Navigation: Programming Cookbook > Weak References and Finalization >
How do Finalization and Mourning Actually Work?
The identification and queuing of objects for finalization, and conversion of weak references to corpses, is a by-product of garbage collection (although there are some fairly significant modifications to the garbage collector to enable this "by-product"). The rules by which this process is governed are described below. Precisely when garbage collection is performed (and therefore when objects finally get a chance to carry out their last requests) is a policy decision made by the memory manager (and for the current beta release, this policy is rather simplistic). The memory manager is also responsible for administering last rites (sending #finalize) and bereavement counselling (sending #elementsExpired:) for those objects queued by the garbage collector.
The memory manager maintains a pair of processes for each of these tasks, referred to as the Finalizer and the Undertaker. The respective tasks of these two processes are to dequeue objects from the separate finalization and bereavement queues, and send them #finalize and #elementsExpired: messages. The main loop of these processes are very simple, for example:
"Private - Wait for objects to be queued to the system finalization queue, then attempt
to empty that queue. The VM signals the queue semaphore each time it queues a
group of objects to the queue so the semaphore's signal count does not reflect the
number of elements waiting in the queue (this is to reduce the asynchronous
signalling overhead and to permit user code to force synchronous finalization
by directly invoking administerLastRites). Should the finalizer be prematurely
terminated by an error occurring in a #finalize or #finalizeElements: method, then it
will be restarted the next time the system goes idle, but the semaphores signal count
will not be reset, so any waiting objects should get serviced in the near future,
assuming Processor time is available."
finalizer := Processor activeProcess.
finalizer name: 'Finalizer'.
[finalizer == Processor activeProcess] whileTrue: [
Communication between the memory manager's processes and the VM is achieved by the use of a pair of Semaphores which the VM signals whenever it places new elements in the queues. The VM only signals each semaphore once, no matter how many items it places in their respective queues, so the processes employ a secondary loop to dequeue objects until the queues are empty, for example:
"Private - Dequeue dying objects from the system finalization queue, and send them a
#finalize message. Multiple finalization processes are permissible because access to
the VM queue is atomic (which is in any case required for synchronisation with the
VM's garbage collection activities). This allows a user Process to synchronously
perform finalization at certain points, for example, so that all objects pending
finalization are processed before the image is saved. This may be necessary
because the Finalizer runs at a very low priority."
| dying |
[(dying := self dequeueForFinalization) isNil]
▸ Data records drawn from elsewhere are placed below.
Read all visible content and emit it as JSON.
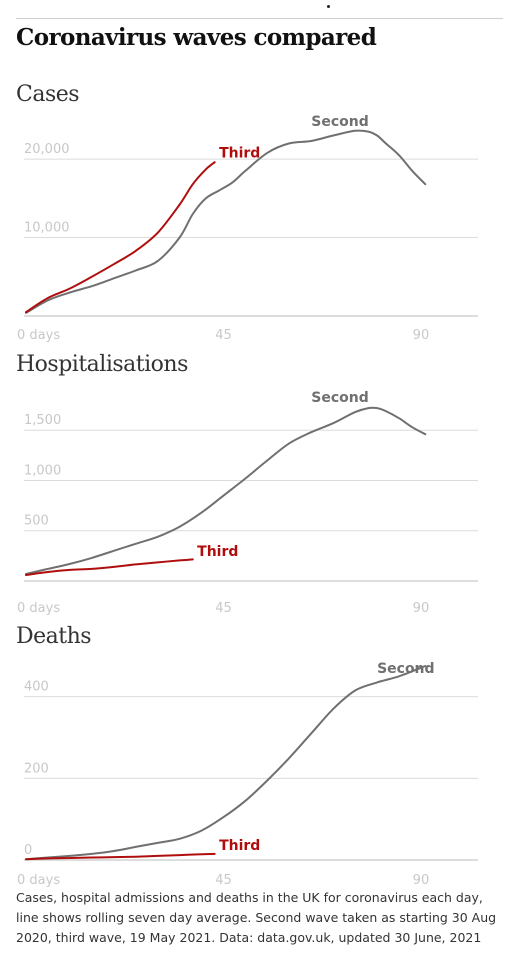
{
  "page_title": "Coronavirus waves compared",
  "colors": {
    "second": "#707070",
    "third": "#b00e0e",
    "grid": "#dcdcdc",
    "tick": "#c8c8c8",
    "baseline": "#bbbbbb"
  },
  "chart_data": [
    {
      "type": "line",
      "title": "Cases",
      "xlabel": "",
      "ylabel": "",
      "xlim": [
        0,
        103
      ],
      "ylim": [
        0,
        26000
      ],
      "x_ticks": [
        {
          "value": 0,
          "label": "0 days"
        },
        {
          "value": 45,
          "label": "45"
        },
        {
          "value": 90,
          "label": "90"
        }
      ],
      "y_ticks": [
        {
          "value": 0,
          "label": ""
        },
        {
          "value": 10000,
          "label": "10,000"
        },
        {
          "value": 20000,
          "label": "20,000"
        }
      ],
      "grid": true,
      "series": [
        {
          "name": "Second",
          "color": "#707070",
          "x": [
            0,
            5,
            10,
            15,
            20,
            25,
            30,
            35,
            38,
            41,
            44,
            47,
            50,
            55,
            60,
            65,
            70,
            75,
            78,
            80,
            82,
            85,
            88,
            91
          ],
          "y": [
            400,
            2000,
            3000,
            3800,
            4800,
            5800,
            7000,
            10000,
            13000,
            15000,
            16000,
            17000,
            18500,
            20800,
            22000,
            22300,
            23000,
            23600,
            23500,
            23000,
            22000,
            20500,
            18500,
            16800
          ],
          "label_at": {
            "x": 65,
            "y": 24200
          }
        },
        {
          "name": "Third",
          "color": "#b00e0e",
          "x": [
            0,
            5,
            10,
            15,
            20,
            25,
            30,
            35,
            38,
            41,
            43
          ],
          "y": [
            500,
            2300,
            3500,
            5000,
            6600,
            8300,
            10600,
            14200,
            16800,
            18700,
            19600
          ],
          "label_at": {
            "x": 44,
            "y": 20200
          }
        }
      ]
    },
    {
      "type": "line",
      "title": "Hospitalisations",
      "xlabel": "",
      "ylabel": "",
      "xlim": [
        0,
        103
      ],
      "ylim": [
        0,
        1920
      ],
      "x_ticks": [
        {
          "value": 0,
          "label": "0 days"
        },
        {
          "value": 45,
          "label": "45"
        },
        {
          "value": 90,
          "label": "90"
        }
      ],
      "y_ticks": [
        {
          "value": 0,
          "label": ""
        },
        {
          "value": 500,
          "label": "500"
        },
        {
          "value": 1000,
          "label": "1,000"
        },
        {
          "value": 1500,
          "label": "1,500"
        }
      ],
      "grid": true,
      "series": [
        {
          "name": "Second",
          "color": "#707070",
          "x": [
            0,
            5,
            10,
            15,
            20,
            25,
            30,
            35,
            40,
            45,
            50,
            55,
            60,
            65,
            70,
            75,
            78,
            80,
            82,
            85,
            88,
            91
          ],
          "y": [
            70,
            120,
            170,
            230,
            300,
            370,
            440,
            540,
            680,
            850,
            1020,
            1200,
            1370,
            1480,
            1570,
            1680,
            1720,
            1720,
            1690,
            1620,
            1530,
            1460
          ],
          "label_at": {
            "x": 65,
            "y": 1780
          }
        },
        {
          "name": "Third",
          "color": "#b00e0e",
          "x": [
            0,
            5,
            10,
            15,
            20,
            25,
            30,
            35,
            38
          ],
          "y": [
            60,
            90,
            110,
            120,
            140,
            165,
            185,
            205,
            215
          ],
          "label_at": {
            "x": 39,
            "y": 250
          }
        }
      ]
    },
    {
      "type": "line",
      "title": "Deaths",
      "xlabel": "",
      "ylabel": "",
      "xlim": [
        0,
        103
      ],
      "ylim": [
        0,
        480
      ],
      "x_ticks": [
        {
          "value": 0,
          "label": "0 days"
        },
        {
          "value": 45,
          "label": "45"
        },
        {
          "value": 90,
          "label": "90"
        }
      ],
      "y_ticks": [
        {
          "value": 0,
          "label": "0"
        },
        {
          "value": 200,
          "label": "200"
        },
        {
          "value": 400,
          "label": "400"
        }
      ],
      "grid": true,
      "series": [
        {
          "name": "Second",
          "color": "#707070",
          "x": [
            0,
            5,
            10,
            15,
            20,
            25,
            30,
            35,
            40,
            45,
            50,
            55,
            60,
            65,
            70,
            75,
            80,
            85,
            91
          ],
          "y": [
            2,
            6,
            10,
            15,
            22,
            32,
            42,
            52,
            72,
            105,
            145,
            195,
            250,
            310,
            370,
            415,
            435,
            450,
            475
          ],
          "label_at": {
            "x": 80,
            "y": 458
          }
        },
        {
          "name": "Third",
          "color": "#b00e0e",
          "x": [
            0,
            5,
            10,
            15,
            20,
            25,
            30,
            35,
            40,
            43
          ],
          "y": [
            2,
            4,
            5,
            6,
            7,
            8,
            10,
            12,
            14,
            15
          ],
          "label_at": {
            "x": 44,
            "y": 24
          }
        }
      ]
    }
  ],
  "footnote": "Cases, hospital admissions and deaths in the UK for coronavirus each day, line shows rolling seven day average. Second wave taken as starting 30 Aug 2020, third wave, 19 May 2021. Data: data.gov.uk, updated 30 June, 2021"
}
whileFalse: [dying finalize]
Objects dequeued for finalization, are not in any special state, so there are no restrictions on the operations which can be performed against them.
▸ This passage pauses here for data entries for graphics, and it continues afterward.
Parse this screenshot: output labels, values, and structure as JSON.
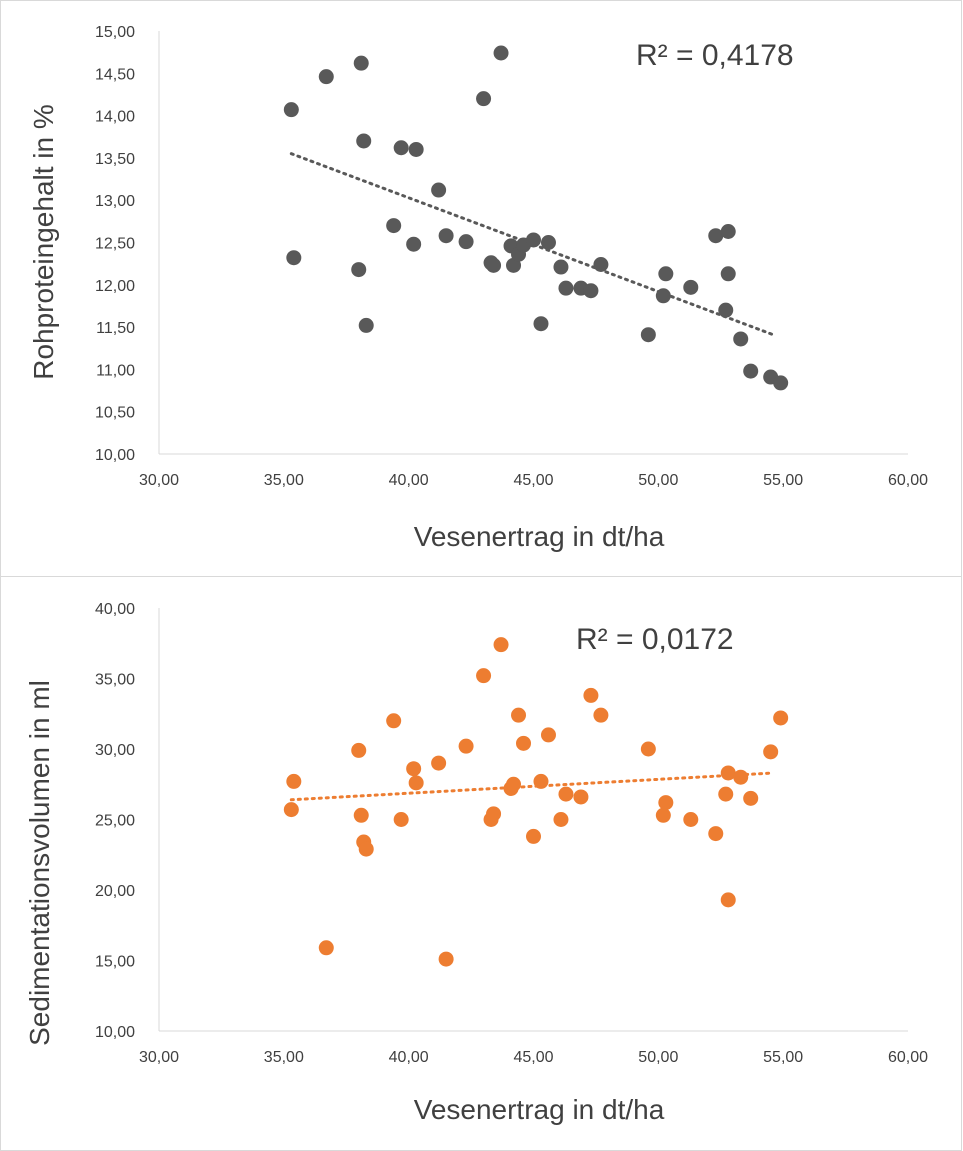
{
  "chart_data": [
    {
      "type": "scatter",
      "xlabel": "Vesenertrag in dt/ha",
      "ylabel": "Rohproteingehalt in %",
      "xlim": [
        30,
        60
      ],
      "ylim": [
        10,
        15
      ],
      "x_ticks": [
        "30,00",
        "35,00",
        "40,00",
        "45,00",
        "50,00",
        "55,00",
        "60,00"
      ],
      "y_ticks": [
        "10,00",
        "10,50",
        "11,00",
        "11,50",
        "12,00",
        "12,50",
        "13,00",
        "13,50",
        "14,00",
        "14,50",
        "15,00"
      ],
      "annotation": "R² = 0,4178",
      "marker_color": "#595959",
      "trendline": {
        "style": "dotted",
        "color": "#595959",
        "x": [
          35.3,
          54.6
        ],
        "y": [
          13.55,
          11.41
        ]
      },
      "grid": false,
      "legend": "none",
      "points": [
        [
          35.3,
          14.07
        ],
        [
          35.4,
          12.32
        ],
        [
          36.7,
          14.46
        ],
        [
          38.0,
          12.18
        ],
        [
          38.1,
          14.62
        ],
        [
          38.2,
          13.7
        ],
        [
          38.3,
          11.52
        ],
        [
          39.4,
          12.7
        ],
        [
          39.7,
          13.62
        ],
        [
          40.2,
          12.48
        ],
        [
          40.3,
          13.6
        ],
        [
          41.2,
          13.12
        ],
        [
          41.5,
          12.58
        ],
        [
          42.3,
          12.51
        ],
        [
          43.0,
          14.2
        ],
        [
          43.3,
          12.26
        ],
        [
          43.4,
          12.23
        ],
        [
          43.7,
          14.74
        ],
        [
          44.1,
          12.46
        ],
        [
          44.2,
          12.23
        ],
        [
          44.4,
          12.36
        ],
        [
          44.6,
          12.47
        ],
        [
          45.0,
          12.53
        ],
        [
          45.3,
          11.54
        ],
        [
          45.6,
          12.5
        ],
        [
          46.1,
          12.21
        ],
        [
          46.3,
          11.96
        ],
        [
          46.9,
          11.96
        ],
        [
          47.3,
          11.93
        ],
        [
          47.7,
          12.24
        ],
        [
          49.6,
          11.41
        ],
        [
          50.2,
          11.87
        ],
        [
          50.3,
          12.13
        ],
        [
          51.3,
          11.97
        ],
        [
          52.3,
          12.58
        ],
        [
          52.7,
          11.7
        ],
        [
          52.8,
          12.13
        ],
        [
          52.8,
          12.63
        ],
        [
          53.3,
          11.36
        ],
        [
          53.7,
          10.98
        ],
        [
          54.5,
          10.91
        ],
        [
          54.9,
          10.84
        ]
      ]
    },
    {
      "type": "scatter",
      "xlabel": "Vesenertrag in dt/ha",
      "ylabel": "Sedimentationsvolumen in ml",
      "xlim": [
        30,
        60
      ],
      "ylim": [
        10,
        40
      ],
      "x_ticks": [
        "30,00",
        "35,00",
        "40,00",
        "45,00",
        "50,00",
        "55,00",
        "60,00"
      ],
      "y_ticks": [
        "10,00",
        "15,00",
        "20,00",
        "25,00",
        "30,00",
        "35,00",
        "40,00"
      ],
      "annotation": "R² = 0,0172",
      "marker_color": "#ed7d31",
      "trendline": {
        "style": "dotted",
        "color": "#ed7d31",
        "x": [
          35.3,
          54.6
        ],
        "y": [
          26.4,
          28.3
        ]
      },
      "grid": false,
      "legend": "none",
      "points": [
        [
          35.3,
          25.7
        ],
        [
          35.4,
          27.7
        ],
        [
          36.7,
          15.9
        ],
        [
          38.0,
          29.9
        ],
        [
          38.1,
          25.3
        ],
        [
          38.2,
          23.4
        ],
        [
          38.3,
          22.9
        ],
        [
          39.4,
          32.0
        ],
        [
          39.7,
          25.0
        ],
        [
          40.2,
          28.6
        ],
        [
          40.3,
          27.6
        ],
        [
          41.2,
          29.0
        ],
        [
          41.5,
          15.1
        ],
        [
          42.3,
          30.2
        ],
        [
          43.0,
          35.2
        ],
        [
          43.3,
          25.0
        ],
        [
          43.4,
          25.4
        ],
        [
          43.7,
          37.4
        ],
        [
          44.1,
          27.2
        ],
        [
          44.2,
          27.5
        ],
        [
          44.4,
          32.4
        ],
        [
          44.6,
          30.4
        ],
        [
          45.0,
          23.8
        ],
        [
          45.3,
          27.7
        ],
        [
          45.6,
          31.0
        ],
        [
          46.1,
          25.0
        ],
        [
          46.3,
          26.8
        ],
        [
          46.9,
          26.6
        ],
        [
          47.3,
          33.8
        ],
        [
          47.7,
          32.4
        ],
        [
          49.6,
          30.0
        ],
        [
          50.2,
          25.3
        ],
        [
          50.3,
          26.2
        ],
        [
          51.3,
          25.0
        ],
        [
          52.3,
          24.0
        ],
        [
          52.7,
          26.8
        ],
        [
          52.8,
          28.3
        ],
        [
          52.8,
          19.3
        ],
        [
          53.3,
          28.0
        ],
        [
          53.7,
          26.5
        ],
        [
          54.5,
          29.8
        ],
        [
          54.9,
          32.2
        ]
      ]
    }
  ]
}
The finalizer runs at a priority one level above the base idle priority in order to minimize the impact of finalization on the foreground system processing. This can result in some delay before finalization if intensive processing is underway. However, as the comment in the method states, finalization can be forced at foreground priority at any time by simply sending #administerLastRites to the memory manager. For example, this is done when saving the image to ensure that objects requiring finalization are not saved down into the image:
"Private - Clean up before a snapshot. We perform a compacting garbage collect
to minimize the image size, and then move objects queued for finalization.
Two garbage collects are performed to ensure that any objects surviving the first
GC because they are referenced by objects pending finalization will be collected
by the compacting GC. We need to ensure that all objects pending finalization
do actually get finalized to ensure that those holding external resources
are cleared down, otherwise, when they are later finalized in a new session,
their internal state will be invalid (they will contain invalid handles).
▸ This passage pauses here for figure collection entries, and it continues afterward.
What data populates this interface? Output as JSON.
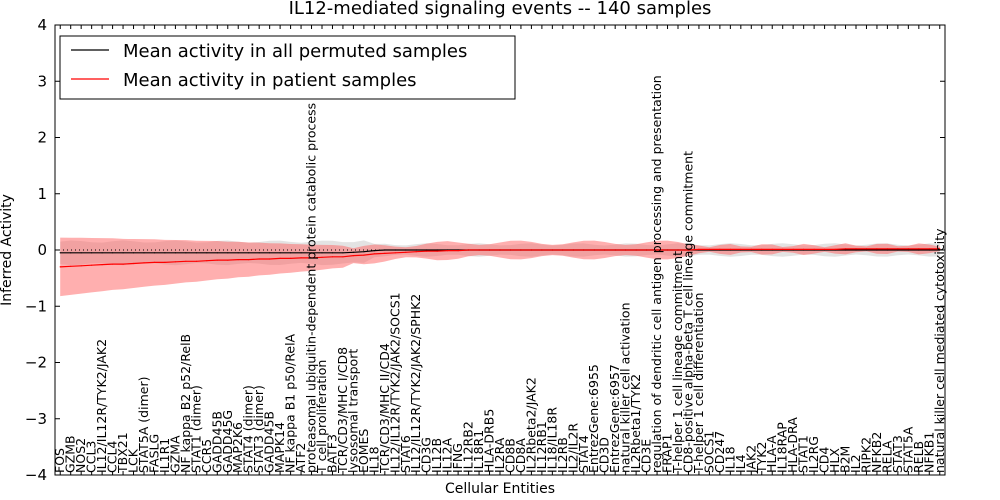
{
  "chart_data": {
    "type": "line",
    "title": "IL12-mediated signaling events -- 140 samples",
    "xlabel": "Cellular Entities",
    "ylabel": "Inferred Activity",
    "ylim": [
      -4,
      4
    ],
    "yticks": [
      -4,
      -3,
      -2,
      -1,
      0,
      1,
      2,
      3,
      4
    ],
    "ytick_labels": [
      "−4",
      "−3",
      "−2",
      "−1",
      "0",
      "1",
      "2",
      "3",
      "4"
    ],
    "grid": false,
    "legend_position": "top-left",
    "categories": [
      "FOS",
      "GZMB",
      "NOS2",
      "CCL3",
      "IL12/IL12R/TYK2/JAK2",
      "CCL4",
      "TBX21",
      "LCK",
      "STAT5A (dimer)",
      "FASLG",
      "IL1R1",
      "GZMA",
      "NF kappa B2 p52/RelB",
      "STAT1 (dimer)",
      "CCR5",
      "GADD45B",
      "GADD45G",
      "MAP2K6",
      "STAT4 (dimer)",
      "STAT3 (dimer)",
      "GADD45B",
      "MAPK14",
      "NF kappa B1 p50/RelA",
      "ATF2",
      "proteasomal ubiquitin-dependent protein catabolic process",
      "T cell proliferation",
      "BATF3",
      "TCR/CD3/MHC I/CD8",
      "lysosomal transport",
      "EOMES",
      "IL18",
      "TCR/CD3/MHC II/CD4",
      "IL12/IL12R/TYK2/JAK2/SOCS1",
      "STAT6",
      "IL12/IL12R/TYK2/JAK2/SPHK2",
      "CD3G",
      "IL12B",
      "IL12A",
      "IFNG",
      "IL12RB2",
      "IL18R1",
      "HLA-DRB5",
      "IL2RA",
      "CD8B",
      "CD8A",
      "IL2Rbeta2/JAK2",
      "IL12RB1",
      "IL18/IL18R",
      "IL2RB",
      "IL2/IL2R",
      "STAT4",
      "EntrezGene:6955",
      "CD3D",
      "EntrezGene:6957",
      "natural killer cell activation",
      "IL2Rbeta1/TYK2",
      "CD3E",
      "regulation of dendritic cell antigen processing and presentation",
      "FRAP1",
      "T-helper 1 cell lineage commitment",
      "CD8-positive alpha-beta T cell lineage commitment",
      "T-helper 1 cell differentiation",
      "SOCS1",
      "CD247",
      "IL18",
      "IL4",
      "JAK2",
      "TYK2",
      "HLA-A",
      "IL18RAP",
      "HLA-DRA",
      "STAT1",
      "IL2RG",
      "CD4",
      "HLX",
      "B2M",
      "IL2",
      "RIPK2",
      "NFKB2",
      "RELA",
      "STAT3",
      "STAT5A",
      "RELB",
      "NFKB1",
      "natural killer cell mediated cytotoxicity"
    ],
    "series": [
      {
        "name": "Mean activity in all permuted samples",
        "color": "#000000",
        "values": [
          -0.05,
          -0.05,
          -0.05,
          -0.05,
          -0.05,
          -0.05,
          -0.05,
          -0.05,
          -0.05,
          -0.05,
          -0.05,
          -0.05,
          -0.05,
          -0.05,
          -0.05,
          -0.05,
          -0.05,
          -0.05,
          -0.05,
          -0.05,
          -0.05,
          -0.05,
          -0.05,
          -0.05,
          -0.05,
          -0.05,
          -0.05,
          -0.05,
          -0.04,
          -0.03,
          -0.01,
          0.0,
          0.0,
          0.0,
          0.0,
          0.0,
          0.0,
          0.0,
          0.0,
          0.0,
          0.0,
          0.0,
          0.0,
          0.0,
          0.0,
          0.0,
          0.0,
          0.0,
          0.0,
          0.0,
          0.0,
          0.0,
          0.0,
          0.0,
          0.0,
          0.0,
          0.0,
          0.0,
          0.0,
          0.0,
          0.0,
          0.0,
          0.0,
          0.0,
          0.0,
          0.0,
          0.0,
          0.0,
          0.0,
          0.0,
          0.0,
          0.0,
          0.0,
          0.0,
          0.0,
          0.0,
          0.0,
          0.0,
          0.0,
          0.0,
          0.0,
          0.0,
          0.0,
          0.0,
          0.0
        ]
      },
      {
        "name": "Mean activity in patient samples",
        "color": "#ff0000",
        "values": [
          -0.3,
          -0.29,
          -0.28,
          -0.27,
          -0.26,
          -0.25,
          -0.25,
          -0.24,
          -0.23,
          -0.22,
          -0.22,
          -0.21,
          -0.2,
          -0.2,
          -0.19,
          -0.18,
          -0.18,
          -0.17,
          -0.17,
          -0.16,
          -0.16,
          -0.15,
          -0.15,
          -0.14,
          -0.14,
          -0.13,
          -0.12,
          -0.12,
          -0.1,
          -0.09,
          -0.07,
          -0.06,
          -0.05,
          -0.04,
          -0.03,
          -0.02,
          -0.02,
          -0.01,
          -0.01,
          0.0,
          0.0,
          0.0,
          0.0,
          0.0,
          0.0,
          0.0,
          0.0,
          0.0,
          0.0,
          0.0,
          0.0,
          0.0,
          0.0,
          0.0,
          0.0,
          0.0,
          0.0,
          0.0,
          0.0,
          0.0,
          0.0,
          0.01,
          0.01,
          0.01,
          0.01,
          0.01,
          0.01,
          0.01,
          0.01,
          0.01,
          0.01,
          0.01,
          0.01,
          0.01,
          0.01,
          0.02,
          0.02,
          0.02,
          0.02,
          0.02,
          0.02,
          0.02,
          0.02,
          0.02,
          0.02
        ]
      }
    ]
  }
}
It is not necessary to inform weak objects of their losses, because the Undertaker
runs at a high priority and should interrupt us to perform that task."
The undertaker, in contrast, runs at a very high priority (only just below the priority of the timing process which administers Delays). This is necessary because weaklings generally need to repair the damage sustained from the loss of constituents as soon as possible.
The memory manager monitors the state of its finalizer and undertaker whenever the system is about to go idle, and if it finds that either is not ready to run, or is not waiting on the appropriate semaphore, then it starts a new process. This is a defensive operation to try to prevent system melt down if finalization/mourning code either causes an exception, or inappropriately puts the process to sleep.